Finder fees, in amounts to be determined, may be paid to individuals who introduce the Company to subscribers of the Offering. Company insiders may participate in the Placing. The Offer is subject to acceptance by the TSX Venture Exchange.

On behalf of the Board of Directors

Mr. Gary R. Thompson, Chairman and Chief Executive Officer
[email protected]

For investor relations inquiries, please contact Mr. Michael Rapsch, Vice President of Investor Relations. e-mail: [email protected] or call 604-630-9707.

Follow us:
LinkedIn | Twitter/X | Facebook | Instagram

Neither the TSX Venture Exchange nor its Regulation Services Provider (as that term is defined in the policies of the TSX Venture Exchange) accepts responsibility for the adequacy or accuracy of this release.

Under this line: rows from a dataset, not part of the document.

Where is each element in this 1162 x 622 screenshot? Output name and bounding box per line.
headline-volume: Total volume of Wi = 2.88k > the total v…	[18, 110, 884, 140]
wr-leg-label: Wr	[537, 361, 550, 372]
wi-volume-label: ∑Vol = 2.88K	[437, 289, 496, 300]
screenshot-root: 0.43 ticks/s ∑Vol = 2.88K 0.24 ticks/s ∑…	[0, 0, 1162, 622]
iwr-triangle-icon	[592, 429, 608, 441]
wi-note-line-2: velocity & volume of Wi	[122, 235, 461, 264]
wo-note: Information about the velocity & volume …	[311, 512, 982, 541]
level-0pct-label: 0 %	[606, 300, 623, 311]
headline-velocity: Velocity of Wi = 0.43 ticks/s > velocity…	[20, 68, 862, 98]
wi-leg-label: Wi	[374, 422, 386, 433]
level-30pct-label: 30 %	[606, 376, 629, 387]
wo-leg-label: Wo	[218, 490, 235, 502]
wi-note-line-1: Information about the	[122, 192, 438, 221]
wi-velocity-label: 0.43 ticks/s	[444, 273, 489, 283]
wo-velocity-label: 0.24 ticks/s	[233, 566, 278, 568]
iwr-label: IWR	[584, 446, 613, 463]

The information set forth in this press release may include forward-looking statements within the meaning of applicable securities laws. Forward-looking statements are statements that relate to future rather than past events. In this context, forward-looking statements often address expected future business and financial performance and often contain words such as “expect”, “believe”, “plan”, “estimate”, “expect” and “intend”, statements that an action or event “may”, “could”, “could”, “should” or “will” be taken or occur, or other similar expressions. All statements other than statements of historical fact included herein are forward-looking statements, including, without limitation, statements regarding the potential quantity and/or quality of mineral resources, the potential size and expansion of the mineralized zone, the proposed timing of exploration and development plans, the proposed timing of completion of the private placement, the expected number of shares of Common Stock and gross proceeds from the private placement, and the use of proceeds from the private placement. By their nature, forward-looking statements involve known and unknown risks, uncertainties and other factors that may cause our actual results, performance or achievements or other future events to be materially different from any future results, performance or achievements expressed or implied by such forward-looking statements. Such factors include, but are not limited to, the following risks: the need for additional financing; operational risks associated with mineral exploration; fluctuations in commodity prices; the name matters; the fact that the private placement may not close as planned or at all, and the additional risks identified in the Company's annual information form or other reports and documents filed with the TSXV and applicable Canadian securities regulators. Forward-looking statements are made based on management's beliefs, estimates and opinions as of the date these statements are made, and the Company undertakes no obligation to update forward-looking statements if these beliefs, estimates and opinions or other circumstances change, except as required by applicable securities laws. Investors are cautioned not to place undue reliance on forward-looking statements.

Brixton does not undertake to update any forward-looking information except as required by applicable securities laws.

This press release does not constitute an offer to sell or the solicitation of an offer to buy any securities in the United States. The securities have not been and will not be registered under the United States Securities Act of 1933, as amended (“US Securities Law“) or any state securities laws and may not be offered or sold within the United States or to or for the account or benefit of United States persons unless registered under the United States Securities Act and applicable state securities laws, unless an exemption from such registration is available.

Not for distribution to US news services or distribution in the United States.